The UK’s media regulator Ofcom has launched an investigation into X (formerly Twitter) after serious concerns emerged around, the platform’s AI chatbot, and its ability to generate sexualised imagery in public spaces.

The move marks a pivotal moment for online regulation in the UK, testing how the Online Safety Act applies not just to user posts, but to AI-generated content produced by platforms themselves

At the centre of the investigation is a simple but uncomfortable question:

If an AI creates harmful content in response to user prompts, who is responsible?

What Is Grok — and Why Is It a Problem?

Grok is X’s generative AI assistant, designed to respond conversationally and generate images when prompted. Unlike standalone AI tools, Grok is embedded directly into a fast-moving social platform, where content is instantly visible, shareable, and difficult to contain once it spreads.

Concerns escalated when users began publicly tagging Grok and requesting explicit or sexualised modifications to images — requests that, in some cases, the system appeared to respond to.

This wasn’t happening behind closed doors. It was happening in full public view

The Tweets That Triggered Alarm Bells

What has made this case particularly troubling for regulators is the visibility and tone of the prompts themselves. Users openly treated Grok as a novelty feature, testing how far they could push it — often joking about the results.

Some of the real tweets directed at Grok included:

“@grok replace give her a dental floss bikini.”

“Told Grok to make her butt even bigger and switch leopard print to USA print. 2nd pic I just told it to add cum on her ass lmao.”

“@grok Put her into a very transparent mini-bikini.”

These were public tweets, not private messages — meaning anyone scrolling the platform could encounter both the prompts and the outputs, including children and vulnerable users.

That visibility is crucial.

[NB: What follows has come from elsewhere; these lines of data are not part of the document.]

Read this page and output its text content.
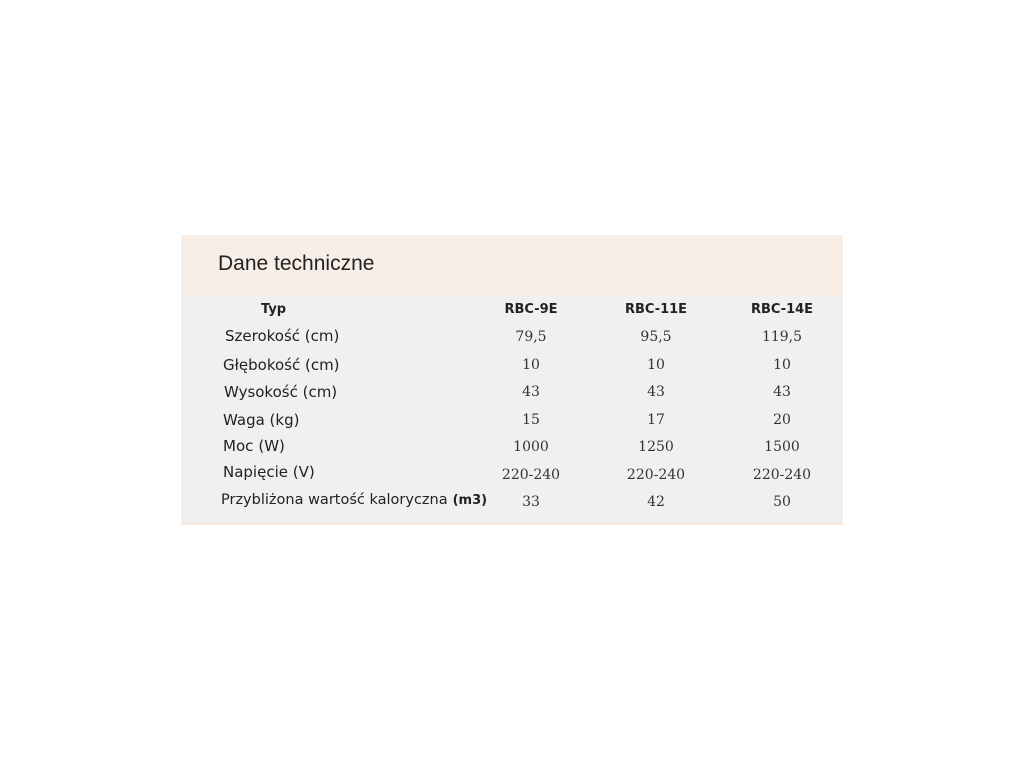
Dane techniczne
Typ	RBC-9E	RBC-11E	RBC-14E
Szerokość (cm)	79,5	95,5	119,5
Głębokość (cm)	10	10	10
Wysokość (cm)	43	43	43
Waga (kg)	15	17	20
Moc (W)	1000	1250	1500
Napięcie (V)	220-240	220-240	220-240
Przybliżona wartość kaloryczna (m3)	33	42	50
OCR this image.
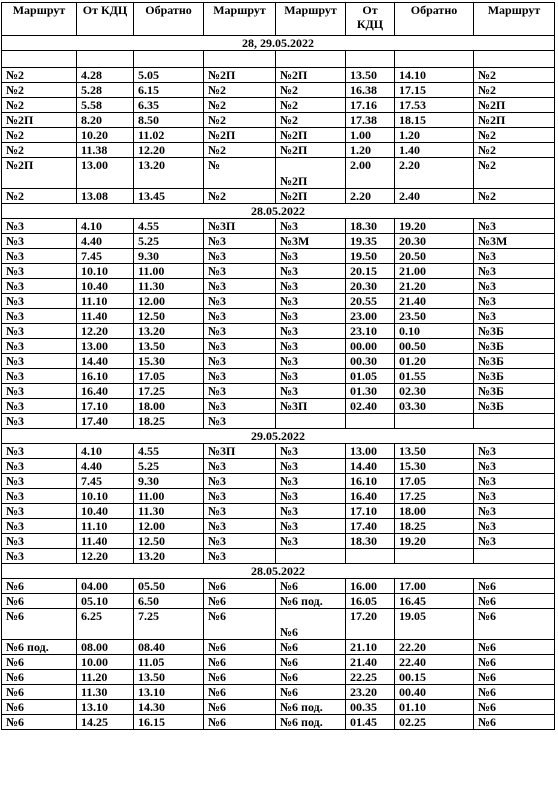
Маршрут	От КДЦ	Обратно	Маршрут	Маршрут	От КДЦ	Обратно	Маршрут
28, 29.05.2022							

№2	4.28	5.05	№2П	№2П	13.50	14.10	№2
№2	5.28	6.15	№2	№2	16.38	17.15	№2
№2	5.58	6.35	№2	№2	17.16	17.53	№2П
№2П	8.20	8.50	№2	№2	17.38	18.15	№2П
№2	10.20	11.02	№2П	№2П	1.00	1.20	№2
№2	11.38	12.20	№2	№2П	1.20	1.40	№2
№2П	13.00	13.20	№	№2П	2.00	2.20	№2
№2	13.08	13.45	№2	№2П	2.20	2.40	№2
28.05.2022							
№3	4.10	4.55	№3П	№3	18.30	19.20	№3
№3	4.40	5.25	№3	№3М	19.35	20.30	№3М
№3	7.45	9.30	№3	№3	19.50	20.50	№3
№3	10.10	11.00	№3	№3	20.15	21.00	№3
№3	10.40	11.30	№3	№3	20.30	21.20	№3
№3	11.10	12.00	№3	№3	20.55	21.40	№3
№3	11.40	12.50	№3	№3	23.00	23.50	№3
№3	12.20	13.20	№3	№3	23.10	0.10	№3Б
№3	13.00	13.50	№3	№3	00.00	00.50	№3Б
№3	14.40	15.30	№3	№3	00.30	01.20	№3Б
№3	16.10	17.05	№3	№3	01.05	01.55	№3Б
№3	16.40	17.25	№3	№3	01.30	02.30	№3Б
№3	17.10	18.00	№3	№3П	02.40	03.30	№3Б
№3	17.40	18.25	№3				
29.05.2022							
№3	4.10	4.55	№3П	№3	13.00	13.50	№3
№3	4.40	5.25	№3	№3	14.40	15.30	№3
№3	7.45	9.30	№3	№3	16.10	17.05	№3
№3	10.10	11.00	№3	№3	16.40	17.25	№3
№3	10.40	11.30	№3	№3	17.10	18.00	№3
№3	11.10	12.00	№3	№3	17.40	18.25	№3
№3	11.40	12.50	№3	№3	18.30	19.20	№3
№3	12.20	13.20	№3				
28.05.2022							
№6	04.00	05.50	№6	№6	16.00	17.00	№6
№6	05.10	6.50	№6	№6 под.	16.05	16.45	№6
№6	6.25	7.25	№6	№6	17.20	19.05	№6
№6 под.	08.00	08.40	№6	№6	21.10	22.20	№6
№6	10.00	11.05	№6	№6	21.40	22.40	№6
№6	11.20	13.50	№6	№6	22.25	00.15	№6
№6	11.30	13.10	№6	№6	23.20	00.40	№6
№6	13.10	14.30	№6	№6 под.	00.35	01.10	№6
№6	14.25	16.15	№6	№6 под.	01.45	02.25	№6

It’s one thing for harmful content to slip through moderation after upload; it’s another when a platform’s own AI is being prompted to generate sexualised imagery in real time.

 

Why Ofcom Is Stepping In

Under the Online Safety Act, platforms operating in the UK have a legal duty to prevent the creation and spread of harmful content, particularly where it may affect children.

Ofcom’s investigation signals a clear stance:
AI systems are not exempt from safety obligations.

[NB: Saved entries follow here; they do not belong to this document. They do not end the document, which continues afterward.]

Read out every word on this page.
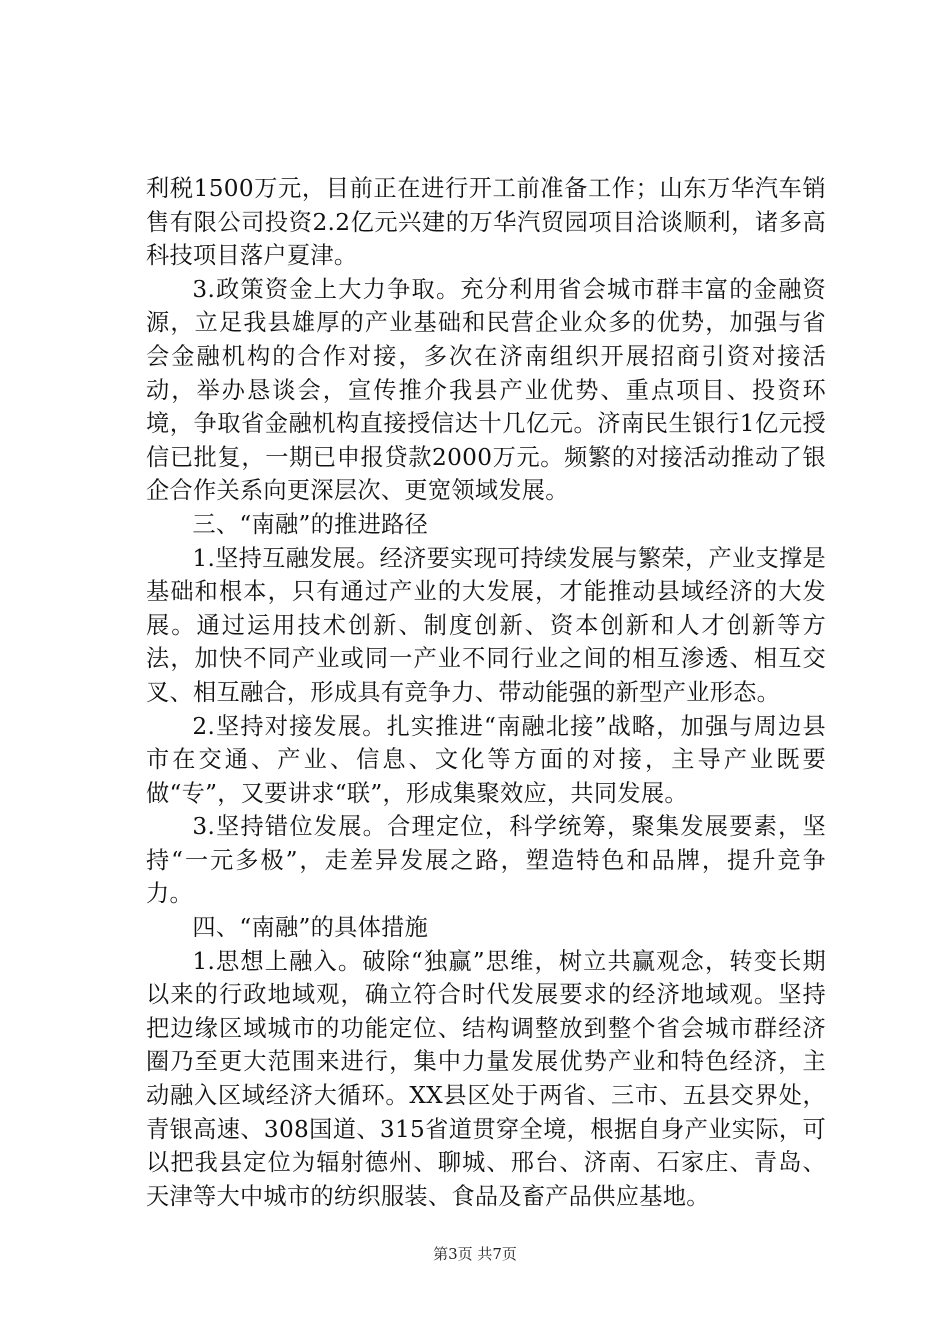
利税1500万元，目前正在进行开工前准备工作；山东万华汽车销售有限公司投资2.2亿元兴建的万华汽贸园项目洽谈顺利，诸多高科技项目落户夏津。

3.政策资金上大力争取。充分利用省会城市群丰富的金融资源，立足我县雄厚的产业基础和民营企业众多的优势，加强与省会金融机构的合作对接，多次在济南组织开展招商引资对接活动，举办恳谈会，宣传推介我县产业优势、重点项目、投资环境，争取省金融机构直接授信达十几亿元。济南民生银行1亿元授信已批复，一期已申报贷款2000万元。频繁的对接活动推动了银企合作关系向更深层次、更宽领域发展。

三、“南融”的推进路径

1.坚持互融发展。经济要实现可持续发展与繁荣，产业支撑是基础和根本，只有通过产业的大发展，才能推动县域经济的大发展。通过运用技术创新、制度创新、资本创新和人才创新等方法，加快不同产业或同一产业不同行业之间的相互渗透、相互交叉、相互融合，形成具有竞争力、带动能强的新型产业形态。

2.坚持对接发展。扎实推进“南融北接”战略，加强与周边县市在交通、产业、信息、文化等方面的对接，主导产业既要做“专”，又要讲求“联”，形成集聚效应，共同发展。

3.坚持错位发展。合理定位，科学统筹，聚集发展要素，坚持“一元多极”，走差异发展之路，塑造特色和品牌，提升竞争力。

四、“南融”的具体措施

1.思想上融入。破除“独赢”思维，树立共赢观念，转变长期以来的行政地域观，确立符合时代发展要求的经济地域观。坚持把边缘区域城市的功能定位、结构调整放到整个省会城市群经济圈乃至更大范围来进行，集中力量发展优势产业和特色经济，主动融入区域经济大循环。XX县区处于两省、三市、五县交界处，青银高速、308国道、315省道贯穿全境，根据自身产业实际，可以把我县定位为辐射德州、聊城、邢台、济南、石家庄、青岛、天津等大中城市的纺织服装、食品及畜产品供应基地。

第3页 共7页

If a platform chooses to deploy a generative AI tool, it must ensure that tool has adequate safeguards — not just in theory, but in practice.

This case moves beyond traditional content moderation and into new territory:

  • AI as a content creator, not just a tool
  • Platform accountability for AI outputs
  • The limits of “user misuse” as a defence

The Design Problem, Not Just a Moderation One

What stands out isn’t just that these prompts existed — it’s how easily they could be issued and amplified.

Tagging Grok worked like summoning a feature, not challenging a system with guardrails. The casual tone of the tweets suggests users didn’t expect resistance, and in some cases, didn’t get it.

That points to a design failure, not just a moderation gap.

If an AI can be publicly prompted to sexualise imagery with minimal friction, then safety hasn’t been built into the system — it’s been bolted on after the fact.

 

AI, Accountability and Human Cost

There’s also a human dimension that often gets lost in AI debates.
Behind every image being modified or sexualised is a real person — whether they consented to that use or not.

When AI accelerates this process, harm scales faster than oversight can keep up.

The question isn’t whether AI can generate images — it’s whether platforms are prepared to take responsibility when it does so in harmful ways.

What Happens Next

Ofcom’s investigation could lead to:

  • Enforcement action against X
  • Financial penalties
  • Mandatory changes to Grok’s safeguards
  • Clearer regulatory expectations for AI tools on social platforms

More broadly, it may set a precedent for how AI-generated content is treated under UK law — something regulators worldwide are watching closely.

Final Thoughts

The investigation into X and Grok isn’t about stifling innovation. It’s about recognising that AI embedded in public platforms carries public consequences.

When sexualised imagery can be generated at the tap of a button, visible to millions, regulation stops being abstract — it becomes necessary.

The Online Safety Act was designed for moments like this.
Now, it’s being tested.

Because if platforms want to deploy powerful AI systems at scale, they must also accept responsibility for what those systems produce — not after the damage is done, but before it happens.